Notwithstanding that feeling, there’s already 17 en suite bedrooms in the main house alone (where there’s 22,000 sq ft on offer) and then there are 22 various cottages also in the grounds, which have all been income producing from longer-stay tenants.
In all, there’s 40,000 sq ft of buildings around Knocklofty, which include a leisure centre with indoor heated swimming pool, plus equestrian facilities, including two American stable barns, all in prime sporting land.
There’s also reserved salmon fishing rights along a one-mile length (single bank) of the River Suir here, about five miles from Clonmel town.
Thanks to landed gifts from one Oliver Cromwell, Knocklofty was — for centuries — the seat of the Donoughmore/Hutchinson family, members of which were kidnapped by the IRA in the mid-1970s, and they sold out after 200 years of continuous ownership in the 1980s when it went to hotel use, in several ownerships.

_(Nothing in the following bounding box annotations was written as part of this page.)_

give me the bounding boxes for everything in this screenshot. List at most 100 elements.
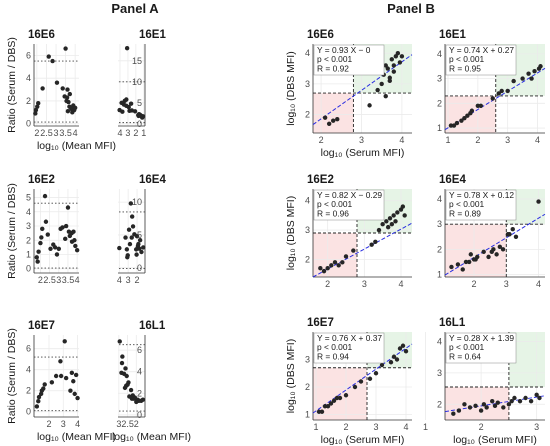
- data-point: [36, 399, 41, 404]
- data-point: [499, 88, 504, 94]
- data-point: [124, 97, 129, 102]
- annotation-text: p < 0.001: [317, 54, 353, 64]
- x-tick-label: 3: [56, 275, 61, 285]
- data-point: [505, 88, 510, 94]
- annotation-text: Y = 0.78 X + 0.12: [449, 190, 514, 200]
- data-point: [127, 108, 132, 114]
- data-point: [513, 234, 519, 239]
- data-point: [325, 404, 331, 409]
- data-point: [331, 118, 336, 123]
- data-point: [387, 216, 393, 221]
- data-point: [127, 394, 132, 399]
- data-point: [517, 398, 523, 404]
- data-point: [322, 115, 328, 120]
- chart-title: 16E7: [307, 317, 334, 329]
- data-point: [402, 213, 407, 218]
- data-point: [367, 103, 372, 108]
- data-point: [385, 224, 391, 230]
- data-point: [397, 346, 403, 351]
- y-tick-label: 1: [26, 249, 31, 259]
- data-point: [128, 101, 134, 106]
- annotation-box: [313, 44, 385, 76]
- data-point: [40, 226, 45, 232]
- data-point: [58, 373, 64, 379]
- data-point: [389, 222, 395, 227]
- data-point: [337, 395, 343, 401]
- regression-line: [312, 343, 413, 414]
- x-tick-label: 3: [126, 275, 131, 285]
- data-point: [65, 87, 70, 92]
- data-point: [369, 242, 374, 247]
- y-tick-label: 3: [305, 225, 310, 235]
- x-tick-label: 4: [73, 128, 78, 138]
- x-tick-label: 3: [504, 279, 509, 289]
- data-point: [141, 245, 146, 250]
- data-point: [335, 116, 340, 122]
- chart-title: 16E6: [28, 29, 55, 41]
- data-point: [119, 360, 125, 366]
- data-point: [373, 239, 378, 244]
- annotation-text: R = 0.96: [317, 208, 349, 218]
- data-point: [520, 76, 525, 81]
- data-point: [481, 402, 487, 407]
- data-point: [135, 243, 141, 249]
- y-tick-label: 3: [437, 219, 442, 229]
- data-point: [126, 227, 132, 232]
- chart-title: 16E4: [139, 174, 166, 186]
- y-tick-label: 2: [137, 388, 142, 398]
- data-point: [506, 402, 512, 407]
- data-point: [358, 379, 364, 384]
- y-tick-label: 0: [137, 263, 142, 273]
- y-tick-label: 6: [137, 345, 142, 355]
- annotation-text: Y = 0.76 X + 0.37: [317, 333, 382, 343]
- data-point: [523, 395, 528, 401]
- data-point: [52, 245, 58, 250]
- y-tick-label: 5: [137, 98, 142, 108]
- data-point: [462, 115, 467, 121]
- x-tick-label: 2: [479, 422, 484, 432]
- x-tick-label: 3: [61, 419, 66, 429]
- data-point: [469, 108, 475, 113]
- data-point: [132, 232, 137, 237]
- data-point: [56, 246, 61, 251]
- data-point: [379, 362, 385, 368]
- data-point: [35, 259, 40, 264]
- y-axis-label: Ratio (Serum / DBS): [6, 183, 18, 279]
- data-point: [75, 395, 80, 401]
- y-tick-label: 3: [305, 355, 310, 365]
- y-tick-label: 0: [26, 407, 31, 417]
- data-point: [456, 408, 462, 413]
- data-point: [387, 78, 392, 84]
- data-point: [134, 399, 139, 405]
- data-point: [373, 371, 379, 376]
- data-point: [42, 382, 47, 387]
- data-point: [117, 107, 122, 113]
- data-point: [451, 123, 457, 128]
- data-point: [139, 249, 144, 255]
- data-point: [45, 232, 50, 237]
- data-point: [72, 391, 77, 397]
- y-tick-label: 0: [137, 119, 142, 129]
- y-tick-label: 0: [137, 410, 142, 420]
- data-point: [319, 409, 325, 414]
- data-point: [73, 243, 78, 249]
- data-point: [379, 81, 384, 87]
- y-tick-label: 2: [26, 96, 31, 106]
- data-point: [48, 246, 53, 251]
- data-point: [67, 91, 73, 97]
- x-tick-label: 2: [135, 275, 140, 285]
- panel-b-title: Panel B: [387, 1, 435, 16]
- data-point: [536, 199, 541, 204]
- data-point: [529, 76, 534, 81]
- data-point: [58, 359, 63, 364]
- y-tick-label: 4: [437, 336, 442, 346]
- y-tick-label: 2: [305, 382, 310, 392]
- x-tick-label: 1: [445, 135, 450, 145]
- data-point: [343, 393, 349, 398]
- x-axis-label: log₁₀ (Serum MFI): [453, 434, 537, 446]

It’s all price guided at around €3m, on 80 acres of land with that river frontage, and the owner, Denis English, who’s been in control here since 1994, has a further 20 acres which can be added to bring the lot to an even 100 acres.
There’s tiered, almost Italianate gardens leading down towards the Suir river bends, and the immediate amenity grounds of c 35 acres are heavy with woodland walks, rhododendron, camellias, magnolias and other flowering beauties. And, as a backdrop, there are Comeragh mountain views in one direction, and the Knockmealdowns in the other.
Knocklofty itself has roots to the end of the 17th century, and was added to significantly and aggrandised with 18th and 19th century Victorian additions, as well as domed corridor added by Tipperary architect William Tinsley. Possibly its finest room is the two-storey galleried library with book-lined walls and a wrought-iron walk-around landing: there are also some superior reception rooms, opening to the terraces beyond.
Framing what the agents describe as a three-sided courtyard, and now largely finished in a pinky harling or dash render, Knocklofty has a seven-bay three-storey central block, plus two-storey gable-ended wings on the side.
A fine house, but reconciling its return to private use with all the estate cottages surrounding it will be a challenge.